There’s not much food mentioned in the Wicked series. Elphaba has way more important things to do than cook. Or even eat. But there are a few foods that manage to convey both a very Oz-like sense of the exotic as well as a dark of mysterious quality–something decadent but not quite right.
Saffron cream is mentioned several times throughout the book. It’s both a decadent treat as well as an expected one on important occasions. It’s a sign that someone’s made an effort, but it’s also associated with dissipation like in the quote below:
“They sang, and chattered, and ordered sandwiches, and Avaric plunked down an embarrassment of coins to demand a salver of saffron cream, in Ama Clutch’s memory. Money did wonders and the cream was found in the larder, which gave Glinda an uneasy feeling, though she didn’t know why. They spooned the airy mounds into one another’s mouths, sculpted with it, mixed it in with their champagne, threw it in small gobbets at one another until the manager came over and told them to get the hell out. They complied, grumbling. They didn’t know it was the last time they would all be together, or they might have lingered.” 162-3
Ama Clutch dies in mysterious circumstances and the saffron cream is associated with honoring the dead. It’s one last night of wild, carefree behavior before the group goes their separate ways. The mood is uneasy, even if it’s only Glinda that feels it. But just because there are some strange associations with this dish doesn’t mean you shouldn’t make it yourself!
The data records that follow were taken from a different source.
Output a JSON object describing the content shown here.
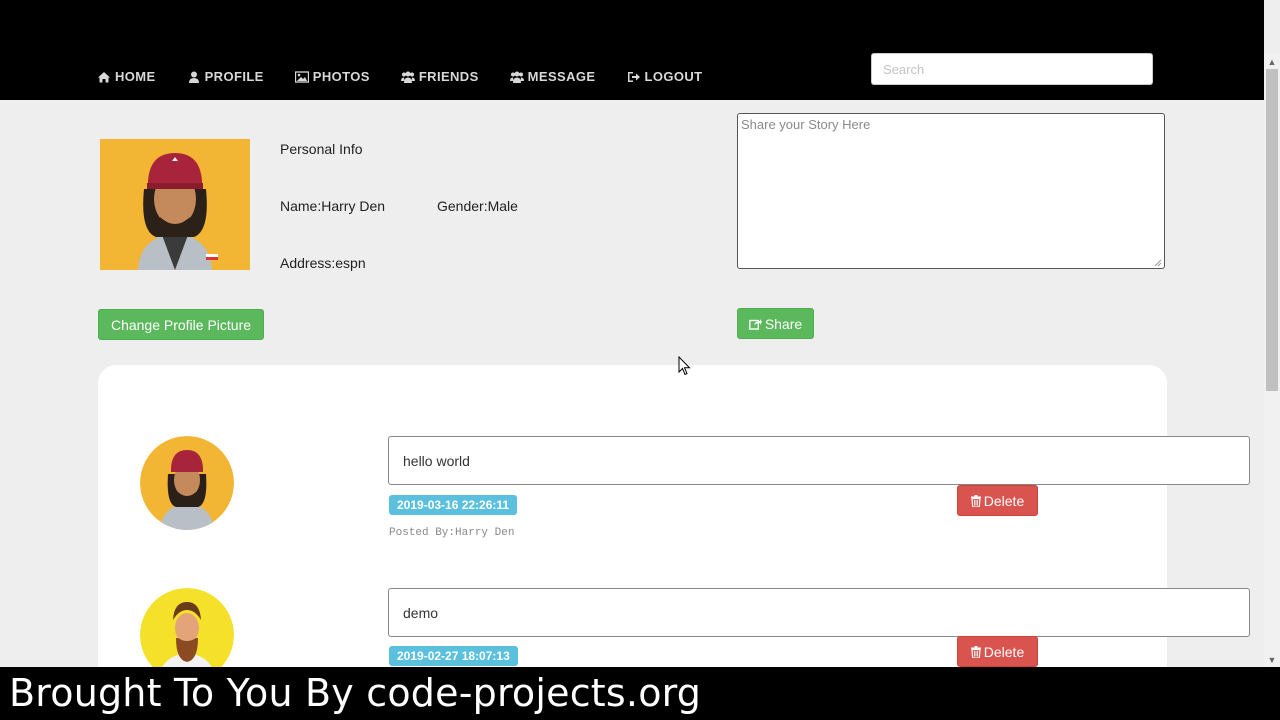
{
  "nav": {
    "items": [
      {
        "label": "HOME",
        "icon": "home-icon"
      },
      {
        "label": "PROFILE",
        "icon": "user-icon"
      },
      {
        "label": "PHOTOS",
        "icon": "photo-icon"
      },
      {
        "label": "FRIENDS",
        "icon": "users-icon"
      },
      {
        "label": "MESSAGE",
        "icon": "users-icon"
      },
      {
        "label": "LOGOUT",
        "icon": "sign-out-icon"
      }
    ],
    "search_placeholder": "Search"
  },
  "profile": {
    "section_title": "Personal Info",
    "name": "Name:Harry Den",
    "gender": "Gender:Male",
    "address": "Address:espn",
    "change_picture_label": "Change Profile Picture"
  },
  "composer": {
    "placeholder": "Share your Story Here",
    "share_label": "Share"
  },
  "posts": [
    {
      "text": "hello world",
      "date": "2019-03-16 22:26:11",
      "posted_by": "Posted By:Harry Den",
      "delete_label": "Delete"
    },
    {
      "text": "demo",
      "date": "2019-02-27 18:07:13",
      "delete_label": "Delete"
    }
  ],
  "banner": {
    "text": "Brought To You By code-projects.org"
  },
  "colors": {
    "topbar": "#000000",
    "success": "#5cb85c",
    "danger": "#d9534f",
    "info": "#5bc0de",
    "background": "#eeeeee"
  }
}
Saffron is a very strange substance. For one it’s crazy expensive. In fact it’s the most expensive thing per pound that you can cook with. For that reason, there’s fraudulent saffron out there, so you need to be careful. Want to know what to look for in saffron? Check out this helpful post.
Saffron is normally used in savory dishes, but it’s equally good in sweet ones. It’s got a great, subtle, complex flavor.
- one pinch saffron
- 1 tablespoon warm water
- 1/2 cup heavy cream
- 1 tablespoon powdered sugar
Bring out the flavor of the saffron by soaking the strands in the tablespoon of water for a couple minutes.
Add the saffron and the water to the heavy cream along with the powdered sugar and beat until stiff peaks form.
You can put your cream on top of anything you would normally put whipped cream on top of: scones (like these yummy ones I made this morning), hot cocoa, tarts, pies–whatever. It’ll be delicious on everything.
2 thoughts on “Baking for Bookworms: Saffron Cream from Gregory Maguire’s Wicked”
Is this the saffron from France?
This is actually saffron from the local Indian Market. I haven’t opened the one from your trip yet. But I thought you bought it in England?